At the beginning of a new semester or quarter, it is always a good idea to reflect on your language learning goals and set some new goals. Goals motivate us to study and have discipline. Many times, we set goals that aren’t specific enough. Other times, we don’t set a deadline to complete them by. I am going to give you some examples of SMART goals for the language classroom in different skills: Reading, Fluency, Listening, and Writing.
Honestly, I recommend focusing on one of these areas at a time so that you don’t get overwhelmed. Setting 1 language learning SMART goal per month is reasonable and realistic. If you try to set goals in all areas, you will easily abandon them. Also, think about how your primary activity could also transform into a fluency activity by speaking about it with a friend or into a writing activity by writing a summary about what you learned. That way, you can kill two birds with one stone.
SMART READING GOALS
Read a short story every week and complete comprehension questions with 70% accuracy.
Read a page of a novel per week and make three predictions on post-it notes while reading.
Read one article each week, import it into LingQ, and complete vocabulary exercises with the words from the article I don’t know.
Increase my reading fluency from 150 words per minute to 200 words per minute by November.
SMART FLUENCY GOALS
Participate in a conversation class once a week and use at least two new phrases in my conversations.
Record myself saying one sentence 3 times a week using the shadowing technique. Transcribe my response. Reflect and improve my vocabulary.
Call ____ via zoom 2 times a month and have a conversation about a video we watched. Listen to the recording, take notes, and improve.

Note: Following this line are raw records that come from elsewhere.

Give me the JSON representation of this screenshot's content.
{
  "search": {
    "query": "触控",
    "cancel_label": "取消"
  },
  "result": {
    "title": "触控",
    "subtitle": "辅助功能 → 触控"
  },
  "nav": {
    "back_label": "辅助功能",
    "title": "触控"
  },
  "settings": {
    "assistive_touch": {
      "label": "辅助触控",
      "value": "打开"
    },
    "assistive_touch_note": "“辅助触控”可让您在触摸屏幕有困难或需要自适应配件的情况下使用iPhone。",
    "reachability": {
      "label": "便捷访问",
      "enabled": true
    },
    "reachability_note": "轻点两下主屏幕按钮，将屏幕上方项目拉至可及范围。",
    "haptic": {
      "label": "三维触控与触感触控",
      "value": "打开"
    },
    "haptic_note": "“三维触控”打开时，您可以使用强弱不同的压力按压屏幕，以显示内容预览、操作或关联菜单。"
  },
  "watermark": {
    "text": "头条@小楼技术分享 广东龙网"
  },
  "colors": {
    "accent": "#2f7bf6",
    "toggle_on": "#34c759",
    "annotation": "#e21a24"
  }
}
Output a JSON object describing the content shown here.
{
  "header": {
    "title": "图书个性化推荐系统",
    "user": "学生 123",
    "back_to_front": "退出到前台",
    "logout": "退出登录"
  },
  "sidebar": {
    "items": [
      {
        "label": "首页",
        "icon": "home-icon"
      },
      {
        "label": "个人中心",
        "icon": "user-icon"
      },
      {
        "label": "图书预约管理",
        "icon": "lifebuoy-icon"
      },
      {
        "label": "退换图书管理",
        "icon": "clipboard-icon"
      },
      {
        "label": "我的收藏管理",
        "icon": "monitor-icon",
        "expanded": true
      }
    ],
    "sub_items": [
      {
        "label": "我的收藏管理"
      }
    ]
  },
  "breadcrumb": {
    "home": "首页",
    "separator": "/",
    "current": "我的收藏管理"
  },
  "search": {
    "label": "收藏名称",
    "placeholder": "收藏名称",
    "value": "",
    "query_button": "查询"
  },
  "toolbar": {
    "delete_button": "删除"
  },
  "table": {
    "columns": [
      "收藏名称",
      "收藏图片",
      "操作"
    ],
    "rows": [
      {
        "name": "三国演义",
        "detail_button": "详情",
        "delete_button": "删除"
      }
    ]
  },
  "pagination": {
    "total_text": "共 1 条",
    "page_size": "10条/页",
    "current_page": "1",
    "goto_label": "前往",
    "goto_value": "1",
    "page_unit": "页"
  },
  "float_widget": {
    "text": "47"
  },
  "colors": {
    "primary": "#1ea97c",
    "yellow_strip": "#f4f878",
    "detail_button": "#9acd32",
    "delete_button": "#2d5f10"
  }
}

Improve my pronunciation by watching Youglish and recording myself shadowing the speaker.
SMART LISTENING GOALS
Actively listen to a 20 minute podcast once a week in my target language while driving to work.
Listen to a TED Talks video every Monday and take notes using abbreviations. Then, write a one-paragraph summary of what I learned. Share my thoughts about it with a friend in a 5 minute video chat.
Listen to a Crash Course Youtube video at lunch 2x a week. Write a one-sentence comment under the video about what I learned from it.
Listen to a conversation between native speakers of my target language. Listen again while reading the transcript. Highlight any new words as I listen.
SMART WRITING GOALS
Write one sentence in my target language M-F at my computer before I check my email. Share my sentence in a language learning forum such as HelloTalk or with a teacher.
Write a paragraph in my target language per week for 3 months about a topic I am interested in such as: climate change, travel, music, or dance. Share my paragraph in the italki language forum.
Write an essay to prepare for the TOEFL IBT on a weekly basis until December 30th. Submit my essay for feedback in a language learning forum or to my teacher.
Atomic Habits and Goal Setting
In his groundbreaking book, Atomic Habits, James clear talks about how making small changes in your daily routine can make a huge difference over time. You can do a challenge on his website that is very helpful.
One of the key takeaways from reading his book is the idea of setting up the environment in advance so you are ready to go when the time comes to carry out the new habit. For example, I put my Spanish book on my desk with a language notebook right beside it the night before. Then, the next morning, when I go to my desk, I am reminded of what I need to do before checking my email.
I set a reminder on my phone every Thursday right before lunch so that I watch one video on Crash Course to improve my understanding of a variety of topics in English.
Another great idea I got from his book is the idea of making things accessible and visible in your space. So, if you want to improve your reading comprehension, then put out a box of post-it notes beside your novel with a pen. Then, when it comes time to read, you can write down questions and new words on the post-it notes to help you read more actively.
A few of his tips are to:
Think of yourself as being a fluent English/Spanish/French speaker and let the identity motivate you rather than the goal itself.
Record and track your habits so you are conscious of them and aware of them.
Always note down when and where you are going to be working on your new habits.
After you finish a habit that you customarily do, then start a new habit, so you can easily fit it into your schedule.
Make sure you take special care to make your space and environment conducive to carrying out the new habit.
Create small rewards for yourself by doing something that you want to do after you carry out your new habit.